Contributions

Promesse

par Charly Rodrigues

Au début, je ne suis quasiment pas sorti de chez moi ; enfermé dans ma chambre, derrière les écrans ou les livres ou les bonnes excuses : boulimie de documentaires et de fictions.

J’ai saturé mon cerveau d’informations pour ne pas y penser. J’ai soigneusement évité les gens, je suppose, ou plus précisément, j’ai évité toute situation où la tentation serait trop forte. J’ai été intransigeant envers moi-même. Taciturne, adsorbé, je suis souvent allé en salle de sport, me mettre dans des états de méditation par la transpiration. Pour me persuader, chaque jour, que ma décision était la bonne.

Le premier mois écoulé, il y a un déclic qui se produit : rencontrer les gens, dire «non» sans détourner le regard, affronter la pression sociale qui entoure la chose, tout cela m’est devenu envisageable. Je suis alors confronté à une nouvelle réalité : foncièrement, je ne fais de mal à personne, pourtant mon refus dérange, interpelle. Il faut passer pour le rabat-joie, pour le sage, pour l’ingénu, pour le ringard. Il faut essuyer de petits commentaires cyniques, en apparence inoffensive, voire drôle, et qui blessent et qui déstabilisent. Certains me disent que je fais ça pour «me donner un genre». Les amis en particulier savent choisir les mots qui piquent, mais ce sont eux qui écoutent le mieux, et qui, après des explications mesurées, après des réflexions prudentes, comprennent et acceptent.

Le monde change autour de moi. Je me rends à l’évidence que je ne suis plus capable de m’amuser sans ça ; ou du moins pas de la même manière. Sans cette audace induite artificiellement, moi, et tous ceux qui résistent, nous devenons timides, indifférents, blasés. Nous rentrons plus tôt que prévu, fatigués. Le comportement des autres et de la foule nous agace. Ce n’est pas mon entourage, mais moi qui ai changé. On me reproche que je ne suis plus moi-même ; ou plutôt, «trop» moi-même. On ne me reconnaît plus. On me trouve froid, distant, silencieux. L’humour me laisse de marbre, ou pire, m’exaspère. Pour l’instant, je serre les dents et je ne lâche pas prise.

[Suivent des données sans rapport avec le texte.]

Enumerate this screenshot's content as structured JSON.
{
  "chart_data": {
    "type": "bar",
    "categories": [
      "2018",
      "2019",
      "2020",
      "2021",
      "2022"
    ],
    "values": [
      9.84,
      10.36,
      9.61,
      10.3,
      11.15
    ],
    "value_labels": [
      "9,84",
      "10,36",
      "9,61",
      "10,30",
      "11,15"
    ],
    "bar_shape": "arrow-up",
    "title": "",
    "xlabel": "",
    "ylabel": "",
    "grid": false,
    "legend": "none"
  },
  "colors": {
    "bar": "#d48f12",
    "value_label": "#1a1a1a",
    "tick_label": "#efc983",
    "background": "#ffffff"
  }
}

«Sans alcool, la fête est plus folle» ; voilà le mantra qui résonne dans mon crâne lorsque j’atteins le troisième mois. On cautionne mieux mes refus ; quelques-uns se souviennent que je ne bois plus, et admirent l’exploit ; peut-être un parce que j’ai minci, à tel point qu’on s’inquiète. Je ne me suis jamais senti aussi bien dans mon corps ; ça se voit, ça se ressent, et je surprends quelquefois des yeux séducteurs à mon égard. En voilà une récompense alléchante, je l’admets.
Ces trois mois symboliques, que je devrais porter comme un talisman, ne facilitent pas l’exercice. À l’horizon je ne vois que ces lèvres violettes qui s'agrandissent de plaisir au bord d’un verre de vin, ces gorges qui s’extasient en soupirs soulagés aux caresses pétillantes de la bière, ces joues qui rougissent d’ivresse, ces rires qui fusent, ces corps qui se rapprochent… tout a l’air plus simple plus spontané et même plus sincère. À quatorze semaines, je m’octroie d’abord un verre en famille ; le weekend d’après, je me saoule avec les amis. D’emblée je m’étais dit que ça ne m’avait pas manqué ; il m’a fallu très peu de temps pour jouer avec la limite de la bienséance.

Il y a une sorte d’apprentissage à refaire, dans un sens comme dans l’autre. Dorénavant, malgré les difficultés et les obstacles, je sais que j’en suis capable.